Roger Marsh: Well, what a powerful presentation from Pastor Paul Blair today here on Family Talk. Friend, if you missed any part of what Pastor Blair was sharing with us today, remember you can easily listen again to today's program simply by visiting Again, that's And while you're there, be sure you also learn more about Pastor Paul Blair and his ministry at Fairview Baptist Church. And remember to join us again tomorrow when you'll hear part two of this powerful presentation.

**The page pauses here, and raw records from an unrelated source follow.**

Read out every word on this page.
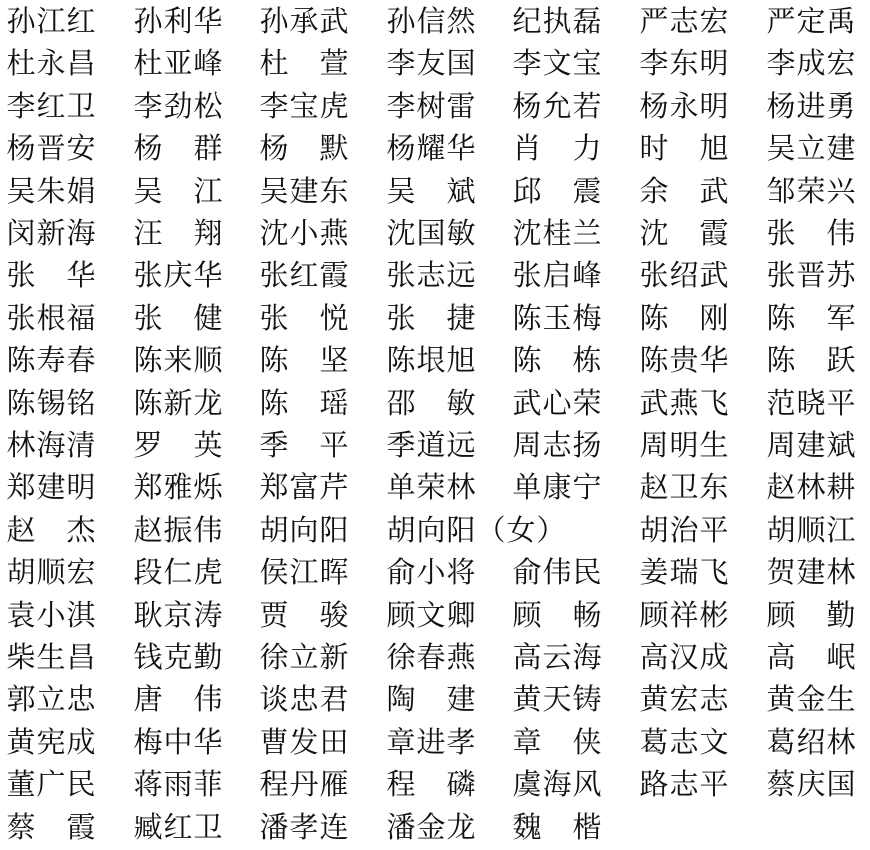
孙 江 红 孙 利 华 孙 承 武 孙 信 然 纪 执 磊 严 志 宏 严 定 禹
杜 永 昌 杜 亚 峰 杜
　 萱 李 友 国 李 文 宝 李 东 明 李 成 宏
李 红 卫 李 劲 松 李 宝 虎 李 树 雷 杨 允 若 杨 永 明 杨 进 勇
杨 晋 安 杨
　 群 杨
　 默 杨 耀 华 肖
　 力 时
　 旭 吴 立 建
吴 朱 娟 吴
　 江 吴 建 东 吴
　 斌 邱
　 震 余
　 武 邹 荣 兴
闵 新 海 汪
　 翔 沈 小 燕 沈 国 敏 沈 桂 兰 沈
　 霞 张
　 伟
张
　 华 张 庆 华 张 红 霞 张 志 远 张 启 峰 张 绍 武 张 晋 苏
张 根 福 张
　 健 张
　 悦 张
　 捷 陈 玉 梅 陈
　 刚 陈
　 军
陈 寿 春 陈 来 顺 陈
　 坚 陈 垠 旭 陈
　 栋 陈 贵 华 陈
　 跃
陈 锡 铭 陈 新 龙 陈
　 瑶 邵
　 敏 武 心 荣 武 燕 飞 范 晓 平
林 海 清 罗
　 英 季
　 平 季 道 远 周 志 扬 周 明 生 周 建 斌
郑 建 明 郑 雅 烁 郑 富 芹 单 荣 林 单 康 宁 赵 卫 东 赵 林 耕
赵
　 杰 赵 振 伟 胡 向 阳 胡 向 阳 （ 女 ）	胡 治 平 胡 顺 江
胡 顺 宏 段 仁 虎 侯 江 晖 俞 小 将 俞 伟 民 姜 瑞 飞 贺 建 林
袁 小 淇 耿 京 涛 贾
　 骏 顾 文 卿 顾
　 畅 顾 祥 彬 顾
　 勤
柴 生 昌 钱 克 勤 徐 立 新 徐 春 燕 高 云 海 高 汉 成 高
　 岷
郭 立 忠 唐
　 伟 谈 忠 君 陶
　 建 黄 天 铸 黄 宏 志 黄 金 生
黄 宪 成 梅 中 华 曹 发 田 章 进 孝 章
　 侠 葛 志 文 葛 绍 林
董 广 民 蒋 雨 菲 程 丹 雁 程
　 磷 虞 海 风 路 志 平 蔡 庆 国
蔡
　 霞 臧 红 卫 潘 孝 连 潘 金 龙 魏
　 楷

As Christians, we know that God will allow for the testing of our faith. He'll allow us to experience pain and frustration, and quite frankly, we may never understand the tragic circumstances that He allows in our lives, this side of eternity. However, when these times arise, it is important to lean into our faith. And here at the Dr. James Dobson Family Institute, we want to walk alongside you if you're going through a particular season of struggle right now. Our team here at the JDFI has prepared a free 10-day email series for you.

We call it When God Doesn't Make Sense, and it's based on Dr. Dobson's book featuring that same title. After you sign up, you'll begin receiving messages from Dr. Dobson that explore the depths of hardship and examine its purpose. Our prayer for you is that after you spend a few moments each day reading this wisdom that Dr. prepares for you, you'll be strengthened in your faith, and you'll also learn why the dark valleys can bring life's greatest blessing, and that is a closer walk with the Lord.

Now to sign up, remember it's absolutely free. All you have to do is go to And just a reminder, there's no apostrophe in the word doesn't. Again, Keep in mind if you're interested in receiving a copy of the book that Dr. wrote on that same subject, you can go to our website at Well, I'm Roger Marsh, and from all of us here at the JDFI, thanks so much for making us a part of your day. Be sure to join us again tomorrow right here for another edition of Dr. James Dobson's Family Talk. This has been a presentation of the Dr. James Dobson Family Institute.

Dr. James Dobson: Many of us spend a lot of time trying to gain the respect of others, but the truth is, the person we most need respect from is ourselves. Fiona Campbell of Great Britain so longed for the admiration of others that she spent 11 years walking around the world. Her goal was to make it into the Guinness Book of Records. Her long journey came to an end in October of 1994 at the northern tip of Scotland before thousands of cheering fans. It was Fiona's finest day. At last, she found the admiration she craved, but her heart was heavy because she knew she had cheated. While walking across the United States, she became weary and accepted a ride for 1,000 miles. In the months to come, the shame of having cheated drove her to drugs and alcohol. She even considered suicide.

To appease her conscience, she made the trip to America and finished the 1,000-mile stretch in secret, but even that didn't help. So she called the Guinness office and asked that her name be removed from the record book, and then she publicly apologized. The lesson Fiona learned is a timeless one. It's possible to live without the admiration of others. What we can't live without is self-respect. One more thought. Isn't it interesting that Fiona is most respected for having the courage to admit or mistake and make it right?